The walls of the Great Enclosure, the structure at the heart of the settlement, measure dozens of feet in height and encircle an area some 820 feet in circumference. A second set of walls on the interior of the enclosure traces the outside wall, creating a channel that directs visitors toward a massive tower some thirty feet high. In addition to the Great Enclosure, the older Hill Complex includes ruins of mud houses with stone foundations and an enclosing wall; a further valley settlement, with remains of mud houses measuring as much as thirty-two feet in diameter, radiates away from the Great Enclosure and Hill Complex. All told, it is an impressive site.
- What do you believe the Great Enclosure’s purpose was?
- What evidence leads you to this conclusion?
- What additional evidence might be useful in helping you interpret the site?
Watch the video clip about Great Zimbabwe titled “The City of Great Zimbabwe: Africa’s Great Civilizations,” and consider what the archaeological remains of Great Zimbabwe suggest about Zimbabwean culture and the organization of its society.

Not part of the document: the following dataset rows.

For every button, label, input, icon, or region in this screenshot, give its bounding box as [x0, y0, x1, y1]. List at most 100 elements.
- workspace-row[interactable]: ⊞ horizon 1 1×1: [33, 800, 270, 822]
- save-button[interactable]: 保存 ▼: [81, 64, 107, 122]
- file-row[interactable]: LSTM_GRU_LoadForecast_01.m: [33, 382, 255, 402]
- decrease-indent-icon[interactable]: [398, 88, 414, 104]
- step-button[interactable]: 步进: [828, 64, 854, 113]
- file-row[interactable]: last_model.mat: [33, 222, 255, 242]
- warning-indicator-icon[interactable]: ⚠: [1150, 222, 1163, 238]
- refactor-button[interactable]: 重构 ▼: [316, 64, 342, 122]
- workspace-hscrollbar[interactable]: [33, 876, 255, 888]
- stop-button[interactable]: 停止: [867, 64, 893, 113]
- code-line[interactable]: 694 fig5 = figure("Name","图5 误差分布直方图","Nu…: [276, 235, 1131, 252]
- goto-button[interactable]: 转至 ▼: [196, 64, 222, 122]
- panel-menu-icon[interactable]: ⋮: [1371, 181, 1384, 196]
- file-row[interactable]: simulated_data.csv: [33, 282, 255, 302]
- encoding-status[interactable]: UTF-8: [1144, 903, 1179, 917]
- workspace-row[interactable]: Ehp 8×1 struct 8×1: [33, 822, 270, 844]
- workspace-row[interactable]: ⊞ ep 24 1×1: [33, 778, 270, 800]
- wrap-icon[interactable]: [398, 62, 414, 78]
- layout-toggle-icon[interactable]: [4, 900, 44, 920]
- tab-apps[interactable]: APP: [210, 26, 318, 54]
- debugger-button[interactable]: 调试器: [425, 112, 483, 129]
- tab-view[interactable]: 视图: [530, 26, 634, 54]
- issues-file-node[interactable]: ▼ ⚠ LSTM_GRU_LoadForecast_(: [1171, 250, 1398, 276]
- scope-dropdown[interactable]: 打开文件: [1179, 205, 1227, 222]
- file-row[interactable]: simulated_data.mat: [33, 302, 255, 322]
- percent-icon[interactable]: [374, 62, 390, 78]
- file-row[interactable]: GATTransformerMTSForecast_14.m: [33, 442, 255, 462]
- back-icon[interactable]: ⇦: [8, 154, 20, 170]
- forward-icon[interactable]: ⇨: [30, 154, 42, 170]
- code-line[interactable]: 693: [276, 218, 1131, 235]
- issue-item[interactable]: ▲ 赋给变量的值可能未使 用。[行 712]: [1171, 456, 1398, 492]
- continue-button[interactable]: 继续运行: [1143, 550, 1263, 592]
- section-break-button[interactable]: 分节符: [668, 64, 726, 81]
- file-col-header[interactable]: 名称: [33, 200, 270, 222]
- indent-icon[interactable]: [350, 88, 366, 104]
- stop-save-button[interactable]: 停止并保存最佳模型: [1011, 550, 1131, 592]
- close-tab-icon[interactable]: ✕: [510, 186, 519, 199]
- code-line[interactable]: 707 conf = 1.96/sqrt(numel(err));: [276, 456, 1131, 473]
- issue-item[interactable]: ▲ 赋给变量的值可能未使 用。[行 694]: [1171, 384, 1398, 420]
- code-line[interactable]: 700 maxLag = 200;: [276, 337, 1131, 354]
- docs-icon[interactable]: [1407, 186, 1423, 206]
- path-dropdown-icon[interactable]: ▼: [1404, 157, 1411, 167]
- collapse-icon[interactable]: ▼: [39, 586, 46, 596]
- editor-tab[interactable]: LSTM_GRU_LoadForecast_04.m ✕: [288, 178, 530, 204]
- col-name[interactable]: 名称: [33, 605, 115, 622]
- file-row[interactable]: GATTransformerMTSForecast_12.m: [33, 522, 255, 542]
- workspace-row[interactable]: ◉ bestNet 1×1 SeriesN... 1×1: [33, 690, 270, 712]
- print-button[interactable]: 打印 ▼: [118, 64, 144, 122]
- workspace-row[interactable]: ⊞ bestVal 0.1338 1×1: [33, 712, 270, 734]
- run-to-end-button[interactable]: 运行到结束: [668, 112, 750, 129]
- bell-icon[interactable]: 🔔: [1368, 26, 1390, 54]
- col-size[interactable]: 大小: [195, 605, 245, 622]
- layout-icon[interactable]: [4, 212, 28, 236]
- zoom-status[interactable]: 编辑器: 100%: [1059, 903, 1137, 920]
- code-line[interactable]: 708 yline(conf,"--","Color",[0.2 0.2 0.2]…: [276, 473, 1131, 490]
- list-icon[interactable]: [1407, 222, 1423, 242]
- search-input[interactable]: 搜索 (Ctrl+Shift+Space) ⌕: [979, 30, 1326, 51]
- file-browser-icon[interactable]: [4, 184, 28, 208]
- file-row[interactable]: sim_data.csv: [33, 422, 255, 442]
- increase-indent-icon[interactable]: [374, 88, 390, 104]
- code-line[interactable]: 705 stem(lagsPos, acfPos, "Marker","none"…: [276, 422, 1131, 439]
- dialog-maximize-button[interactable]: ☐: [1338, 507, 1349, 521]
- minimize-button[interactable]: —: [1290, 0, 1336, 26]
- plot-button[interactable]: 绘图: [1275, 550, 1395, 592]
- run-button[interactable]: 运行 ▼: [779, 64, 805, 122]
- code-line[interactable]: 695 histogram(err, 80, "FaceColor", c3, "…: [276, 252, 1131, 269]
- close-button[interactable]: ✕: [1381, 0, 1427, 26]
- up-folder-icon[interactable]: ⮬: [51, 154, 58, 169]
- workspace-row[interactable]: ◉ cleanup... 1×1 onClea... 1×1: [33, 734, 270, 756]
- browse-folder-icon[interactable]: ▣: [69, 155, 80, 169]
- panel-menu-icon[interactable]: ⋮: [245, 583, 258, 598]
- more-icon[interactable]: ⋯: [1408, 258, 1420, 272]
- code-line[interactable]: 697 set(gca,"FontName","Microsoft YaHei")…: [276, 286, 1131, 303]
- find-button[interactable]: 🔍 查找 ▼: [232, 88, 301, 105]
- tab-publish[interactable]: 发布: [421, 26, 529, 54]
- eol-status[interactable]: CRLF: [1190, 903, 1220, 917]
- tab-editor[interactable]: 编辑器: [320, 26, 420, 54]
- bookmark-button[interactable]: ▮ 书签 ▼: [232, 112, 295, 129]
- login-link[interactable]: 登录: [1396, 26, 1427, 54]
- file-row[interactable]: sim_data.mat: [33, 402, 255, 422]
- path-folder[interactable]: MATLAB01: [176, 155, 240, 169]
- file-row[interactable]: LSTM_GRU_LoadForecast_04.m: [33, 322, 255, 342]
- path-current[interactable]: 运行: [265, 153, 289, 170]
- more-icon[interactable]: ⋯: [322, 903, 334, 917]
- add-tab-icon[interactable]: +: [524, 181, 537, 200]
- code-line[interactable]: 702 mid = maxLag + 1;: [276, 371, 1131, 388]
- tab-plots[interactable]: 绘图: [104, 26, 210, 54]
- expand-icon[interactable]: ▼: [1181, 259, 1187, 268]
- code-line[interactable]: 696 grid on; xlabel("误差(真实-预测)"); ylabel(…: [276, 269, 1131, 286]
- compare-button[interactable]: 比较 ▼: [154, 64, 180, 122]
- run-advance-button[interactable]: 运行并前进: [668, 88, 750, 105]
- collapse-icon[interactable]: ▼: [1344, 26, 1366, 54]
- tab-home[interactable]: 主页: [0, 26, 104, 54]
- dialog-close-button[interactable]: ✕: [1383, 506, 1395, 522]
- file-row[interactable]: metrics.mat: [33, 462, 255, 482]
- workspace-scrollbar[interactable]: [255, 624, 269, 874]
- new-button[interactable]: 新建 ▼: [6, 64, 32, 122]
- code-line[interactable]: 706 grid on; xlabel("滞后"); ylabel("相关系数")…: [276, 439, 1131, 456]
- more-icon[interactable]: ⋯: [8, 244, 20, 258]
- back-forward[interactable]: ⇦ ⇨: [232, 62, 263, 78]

Great Zimbabwe flourished between the thirteenth and sixteenth centuries. Like many other aspects of the civilization, the exact makeup and nature of its government and society are unclear. Scholars have argued that it was male dominated, and that male heads of family competed for power and influence based on the size of their cattle herds. Herd size also correlated to the number of wives and thus the amount of labor at a man’s disposal. Women in this society were expected to tend and harvest crops, prepare food, and get water. Single men hunted, herded animals, and made clothing. Males without property often became dependent on the wealthier men in the society.
Politically, Zimbabwean society was led by a chief or a king who was also likely the wealthiest member, although Shona tradition held that the position was hereditary, so being chief may not have indicated great wealth. That the chief had no army suggests that he had to govern by reaching consensus with the community’s leading male figures and whatever subordinated chiefs may have existed. All this is speculative, but the existence of grandiose stone monuments is indicative of some sort of political authority—at least the kind that could organize and control resources and labor.
Medieval African society developed along similar lines in both West Africa and southern Africa. Beginning in the sixth century, regions with small groups of livestock-herders and keepers became home to growing and increasingly complex political entities. Agricultural and metallurgical innovations supported societies around the Niger River in West Africa and the Limpopo River in South Africa. The growth of these settlements was linked to the expansion and exploitation of trade, beginning with localized segments of trade routes connecting trading centers and culminating in control over vast territory. Although some of these kingdoms were short-lived (Mapungubwe, for example, lasted only about eighty years), they were vitally important to the development of medieval Africa, connecting it to peoples, places, and cultures thousands of miles away. In the end, these kingdoms linked local and regional African economies to a network of trade and commerce that touched Europe, Asia, and Arabia.